Iminostilbene, a novel small-molecule modulator of PKM2, suppresses macrophage inflammation in myocardial ischemia–reperfusion injury

INTRODUCTION: Inflammation is a key factor in myocardial ischemia/reperfusion (MI/R) injury. Targeting leucocyte-mediated inflammation is an important strategy for MI/R therapy. Iminostilbene (ISB), a simple dibenzoazepine small molecule compound, has a strong anti-neurodegenerative effect. However, no study has shown the cardioprotective effect of ISB. OBJECTIVES: This study aimed to investigate the role of ISB against MI/R injury and identify its molecular target. METHODS: To verify the cardiac protection of ISB in vivo and in vitro, we performed rat MI/R surgery and subjected inflammatory modeling of macrophages. In terms of molecular mechanisms, we designed and synthesized a small molecular probe of ISB and employed it on the click chemistry-activity-based protein profiling technique to fish for ISB targets in macrophages. To identify the target, we applied the competitive inhibition assay, surface-plasmon resonance (SPR), cellular thermal shift assay (CETSA), and drug affinity responsive target stability (DARTS) assay. RESULTS: In vivo, ISB showed robust anti-myocardial injury activity by improving cardiac function, reducing myocardial infarction, and inhibiting macrophage-mediated inflammation. In vitro, ISB strongly inhibited the transcription and the expression levels of inflammatory cytokines in macrophages.

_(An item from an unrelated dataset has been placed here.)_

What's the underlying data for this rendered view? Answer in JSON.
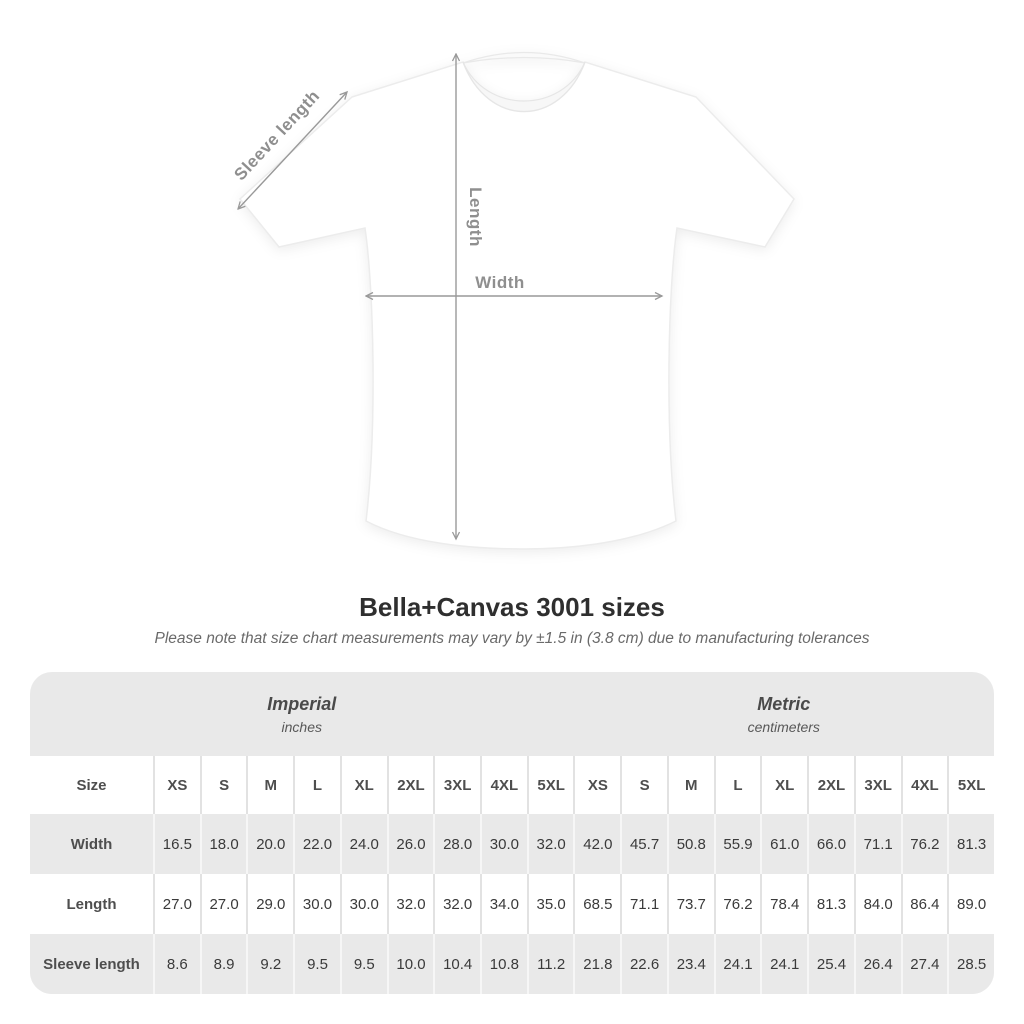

The pyruvate kinase isozyme type M2 (PKM2) was identified as the potential target of ISB through proteomic analysis and the competitive assay was performed for specific binding verification. Further thermodynamic and kinetic experiments showed that ISB was bound to PKM2 in a dose-dependent manner. Moreover, in terms of the biological function of ISB on PKM2, ISB reduced the expression of PKM2, thereby reducing the expression of HIF1α and the phosphorylation of STAT3. CONCLUSION: This study for the first time demonstrated that ISB targeted PKM2 to reduce macrophage inflammation thereby significantly alleviating MI/R injury.